Acharyya Ilaram Das was a devout votary of Mahapurusha Srimanta Sankaradeva and founder of Ek Xarownn Bhagowoti Xomaj. He was an orator par excellence, he may be called a littérateur with a unique quality of writing not only by pen but by his God gifted voice. Ilaram was born the eldest of five surviving children in an ethnic Assamese Kaivartta community/tribe in a small village called Jaluguti of undivided Nagaon District in the state of Assam of parents Kaliram Das and Khopadoi Das on 23 December 1929. Ilaram had the opportunity to nurture his childhood by elixir of Vaishnava Ideology of harmonious living. Das was the first student of Jaluguti area to pass the Matriculation Examination in 1945. In 1947,he passed I. A Examination from Nagaon College. While still pursuing his graduate studies, Shri Das witnessed a few shocking incidents, which played a catalysing role in his decision to foray into the field of socio religious reform. One such shocking incident was perpetrated in 1947 during Phalgutshav or Holi celebrations.

It was in Batadrawa, the holy seat of Srimanta Sankardeva’s immanence where people of all strata and belonging to all tribes and creeds did not enjoy the rights of entry. In the huge gathering for the Phalgotshav, three persons belonging to the Scheduled Caste Kaivartta community from the villages of Raidongia and Kobaikata of Nagaon district went up to pray in front of the guru asana. A few persons from the upper classes, on learning that they were Kaivarttas kept them kneeling down and humiliated them by shoving cow dung in their mouth; this left an indelible mark on the college going Ilaram, who had gone there to enjoy the Dol festival. This prompted Ilaram to take up the issue of racism. Did not all men belong to the same god? The scriptures claim. Does the faith preached by Mahapurush Sankardev accommodate such segregations? Such questions left Ilaram worried, it was that a few members of his community approached their vanguard student Ilaram and told him that his college education had no value, as he would face the same fate as they if he dared go up to the guru asana to pray.

After this Ilaram Das organised a mammoth rally of over one thousand members of his community, other backward classes and tribes to protest against such attempts to tain the religious ideals of guru Sankara, Consequently, a large religious meet was held under the presidency of Sahitya Ratna Harinarayan Duttabaruah and in the presence of a few satradhikars. Harinarayan Duttabaruah took the initiative in passing a resolution to open the doors of the Batadrawa thaan for all to pray; the satradhikars apologised to the people. After completing his studies Ilaram Das took up the post of teacher in the Jaluguti High School, he was popular among his students. He, did not adjure social reforms and politics; the political ideals of Mahatma Gandhi fascinated him and led him to take an active part in the struggle for independence as a student. As he was an influential and educated young man from a Scheduled Caste community he came close to such stalwarts as Tyagbeer Hem Baruah, Deva kanta Baruah, Mahendra Mohan Choudhury and others of the most influential party, the Indian National Congress.
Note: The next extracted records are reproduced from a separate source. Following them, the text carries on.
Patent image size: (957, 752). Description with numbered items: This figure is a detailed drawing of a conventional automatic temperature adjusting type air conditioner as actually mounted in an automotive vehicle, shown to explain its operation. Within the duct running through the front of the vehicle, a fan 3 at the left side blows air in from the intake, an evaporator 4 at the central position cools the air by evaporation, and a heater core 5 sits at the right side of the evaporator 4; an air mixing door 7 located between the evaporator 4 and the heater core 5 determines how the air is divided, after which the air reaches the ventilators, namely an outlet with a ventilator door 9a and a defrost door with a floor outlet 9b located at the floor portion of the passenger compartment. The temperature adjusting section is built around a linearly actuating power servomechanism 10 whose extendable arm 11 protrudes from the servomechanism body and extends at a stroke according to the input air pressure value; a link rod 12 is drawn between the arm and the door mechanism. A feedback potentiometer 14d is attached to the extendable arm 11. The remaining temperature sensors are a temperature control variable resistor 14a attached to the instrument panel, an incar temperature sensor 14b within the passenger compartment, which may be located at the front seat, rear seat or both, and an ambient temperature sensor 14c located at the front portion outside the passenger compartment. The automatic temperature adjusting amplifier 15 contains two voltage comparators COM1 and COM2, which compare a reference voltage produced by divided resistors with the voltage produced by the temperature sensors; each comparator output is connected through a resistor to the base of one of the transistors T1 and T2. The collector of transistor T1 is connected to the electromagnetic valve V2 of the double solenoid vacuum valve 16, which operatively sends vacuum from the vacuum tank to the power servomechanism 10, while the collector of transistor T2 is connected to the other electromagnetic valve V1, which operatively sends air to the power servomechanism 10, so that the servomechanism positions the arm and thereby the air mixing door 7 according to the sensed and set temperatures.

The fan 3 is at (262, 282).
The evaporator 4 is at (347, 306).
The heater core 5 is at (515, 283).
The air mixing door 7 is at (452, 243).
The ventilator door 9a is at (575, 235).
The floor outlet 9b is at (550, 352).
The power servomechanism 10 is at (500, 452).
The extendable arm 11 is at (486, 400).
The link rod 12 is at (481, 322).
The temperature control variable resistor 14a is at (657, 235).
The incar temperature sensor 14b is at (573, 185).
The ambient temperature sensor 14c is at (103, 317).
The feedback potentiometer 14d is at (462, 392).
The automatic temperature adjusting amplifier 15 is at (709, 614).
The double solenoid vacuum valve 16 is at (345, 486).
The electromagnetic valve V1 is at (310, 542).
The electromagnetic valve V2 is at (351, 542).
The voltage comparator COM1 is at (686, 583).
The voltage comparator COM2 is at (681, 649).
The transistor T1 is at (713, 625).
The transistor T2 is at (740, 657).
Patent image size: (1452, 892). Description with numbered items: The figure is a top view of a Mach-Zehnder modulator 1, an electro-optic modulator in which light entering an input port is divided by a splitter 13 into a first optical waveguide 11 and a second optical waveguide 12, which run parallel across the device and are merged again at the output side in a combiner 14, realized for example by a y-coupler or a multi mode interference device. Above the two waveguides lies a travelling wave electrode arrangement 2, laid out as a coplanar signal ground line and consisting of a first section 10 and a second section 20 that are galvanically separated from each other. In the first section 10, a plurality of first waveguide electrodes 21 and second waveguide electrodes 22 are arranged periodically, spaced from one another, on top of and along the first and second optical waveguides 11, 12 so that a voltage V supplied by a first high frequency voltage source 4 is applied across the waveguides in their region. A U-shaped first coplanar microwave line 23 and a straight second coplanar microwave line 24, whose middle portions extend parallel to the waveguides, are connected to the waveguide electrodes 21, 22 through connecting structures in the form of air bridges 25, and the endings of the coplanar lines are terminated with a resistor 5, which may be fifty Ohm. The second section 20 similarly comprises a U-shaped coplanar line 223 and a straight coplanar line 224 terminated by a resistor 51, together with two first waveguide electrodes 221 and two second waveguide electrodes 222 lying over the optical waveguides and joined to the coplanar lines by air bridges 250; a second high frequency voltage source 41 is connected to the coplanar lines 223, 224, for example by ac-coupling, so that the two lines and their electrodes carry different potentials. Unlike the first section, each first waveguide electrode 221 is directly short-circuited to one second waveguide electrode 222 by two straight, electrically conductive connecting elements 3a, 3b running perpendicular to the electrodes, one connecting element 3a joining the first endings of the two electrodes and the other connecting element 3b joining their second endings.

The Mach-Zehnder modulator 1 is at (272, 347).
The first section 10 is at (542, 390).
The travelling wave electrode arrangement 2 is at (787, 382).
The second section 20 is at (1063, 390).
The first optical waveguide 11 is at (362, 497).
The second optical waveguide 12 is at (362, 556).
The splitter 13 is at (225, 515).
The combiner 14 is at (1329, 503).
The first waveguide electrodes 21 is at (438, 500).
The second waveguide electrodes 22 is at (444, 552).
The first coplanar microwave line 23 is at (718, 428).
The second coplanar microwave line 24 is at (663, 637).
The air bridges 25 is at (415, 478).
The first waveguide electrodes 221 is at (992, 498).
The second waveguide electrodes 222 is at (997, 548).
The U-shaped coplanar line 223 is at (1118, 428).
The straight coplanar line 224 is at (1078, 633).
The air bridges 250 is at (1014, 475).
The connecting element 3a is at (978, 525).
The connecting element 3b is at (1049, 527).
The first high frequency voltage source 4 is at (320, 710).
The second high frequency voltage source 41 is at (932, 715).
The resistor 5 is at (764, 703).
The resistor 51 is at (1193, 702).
Despite invitations from them to contest in the elections for the Legislative Assembly, Sri Das adhered to the ideals of Srimanta Sankardeva and dedicated himself to spreading his ideals and gave up active politics. Ilaram Das was formally initiated into the Ek Xorown Naam Dhormow by Nandiram Ata, a redoubtable preacher of the Paalnam Samaj in the Nagaon district, he immersed himself in the relentless pursuit of the intricacies of the religious philosophy of Mahapurush Sankardeva for fourteen years. His command over the tenets and concepts of Sankardeva's philosophy and his easy elucidation and fascinating oratory, remarkable organizational skills were instrumental in giving an extra cosmopolitan dimension to the Samaj and in making it broad based. Thousands of people were attracted to this Paalnam Samaj by his wonderful rendering of *borgeets, *ghosha and *lesaries and his profoundly conceptual yet accessible discourses and orations. Ilaram Das took up the responsibility of General Secretaryship of some fourteen primary units of the Nagaon District Paalnam Samaj and joined Assam Srimanta Sankardeva Sangha in 1950.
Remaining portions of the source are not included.